ISBN-13: 9780195089653 / Angielski / Twarda / 2011 / 792 str.
The recent dramatic rise in the number of public datasets available free from the Internet, coupled with the evolution of the Open Source software movement, which makes powerful analysis packages like R freely available, have greatly increased both the range of opportunities for exploratory data analysis and the variety of tools that support this type of analysis.

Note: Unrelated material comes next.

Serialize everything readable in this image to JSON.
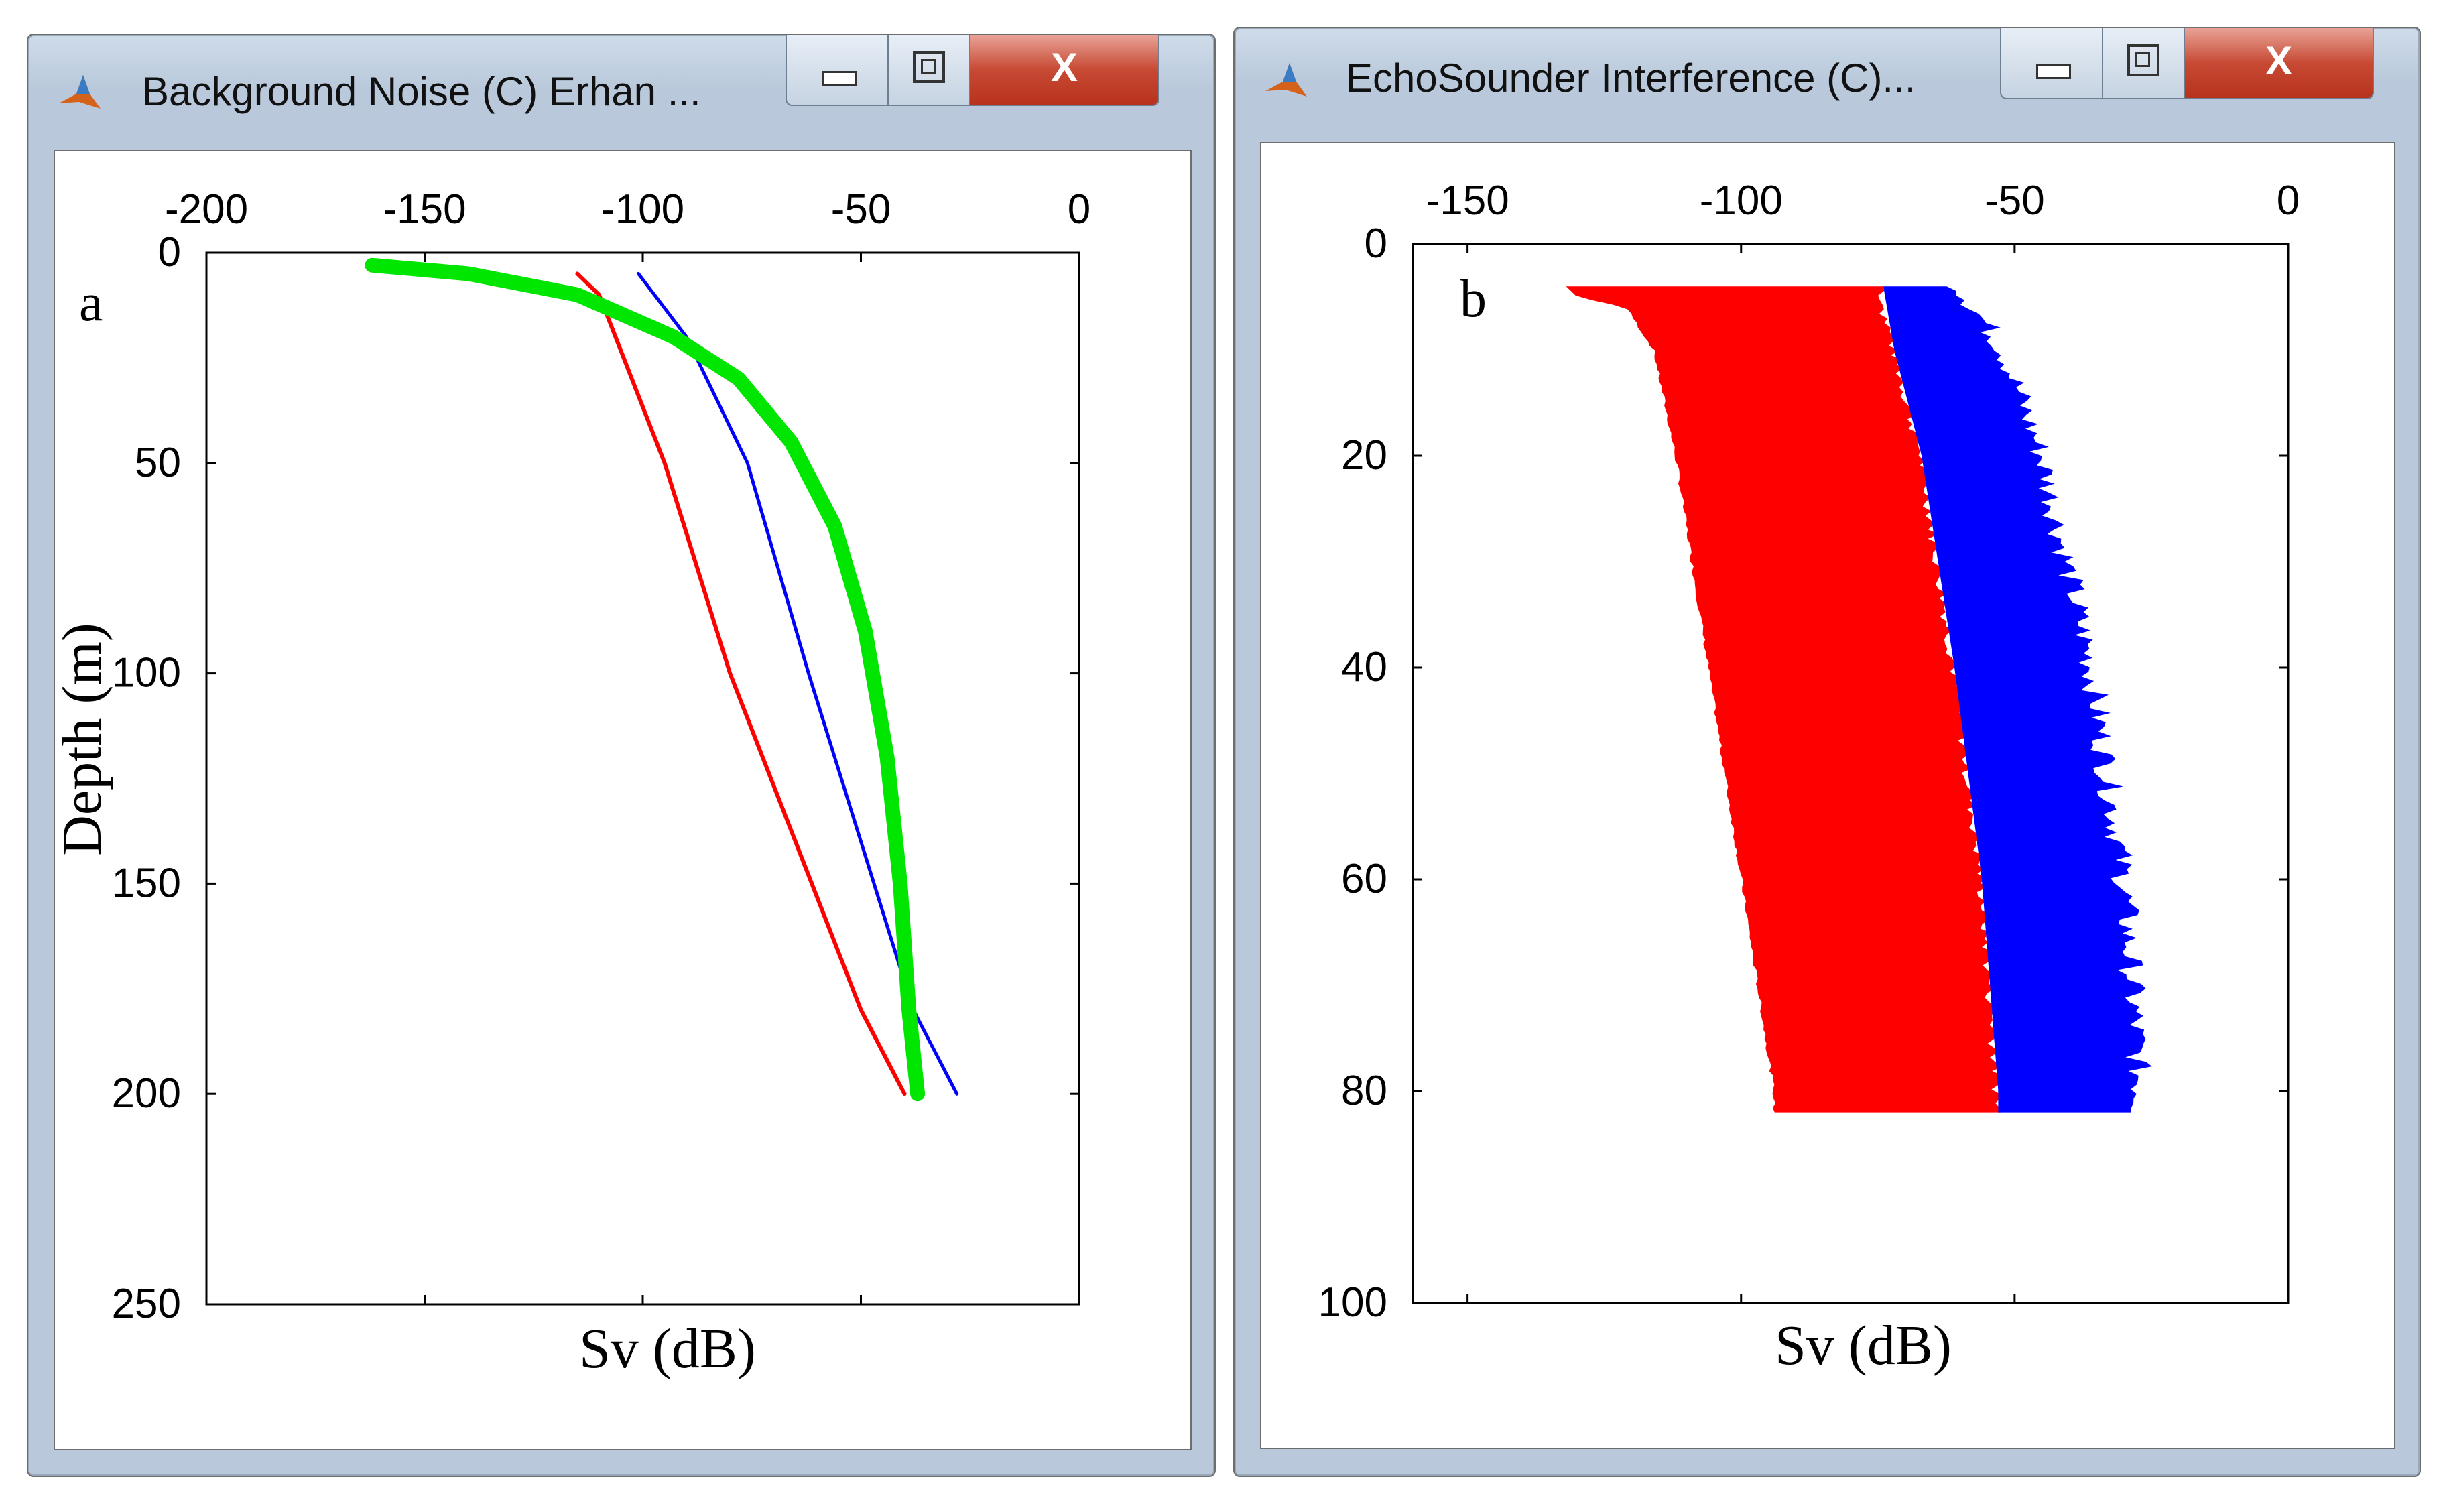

This book will provide a thorough introduction to a useful subset of these analysis tools, illustrating what they are, what they do, and when and how they fail. Specific topics covered include descriptive characterizations like summary statistics (mean, median, standard deviation, MAD scale estimate), graphical techniques like boxplots and nonparametric density estimates, various forms of regression modeling (standard linear regression models, logistic regression, and highly robust techniques like least trimmed squares), and the recognition and treatment of important data anomalies like outliers and missing data. The unique combination of topics presented in this book separate it from any other book of its kind. Intended for use as an introductory textbook for an exploratory data analysis course or as self-study companion for professionals and graduate students, this book assumes familiarity with calculus and linear algebra, though no previous exposure to probability or statistics is required. Both simulation-based and real data examples are included, as are end-of-chapter exercises and both R code and datasets.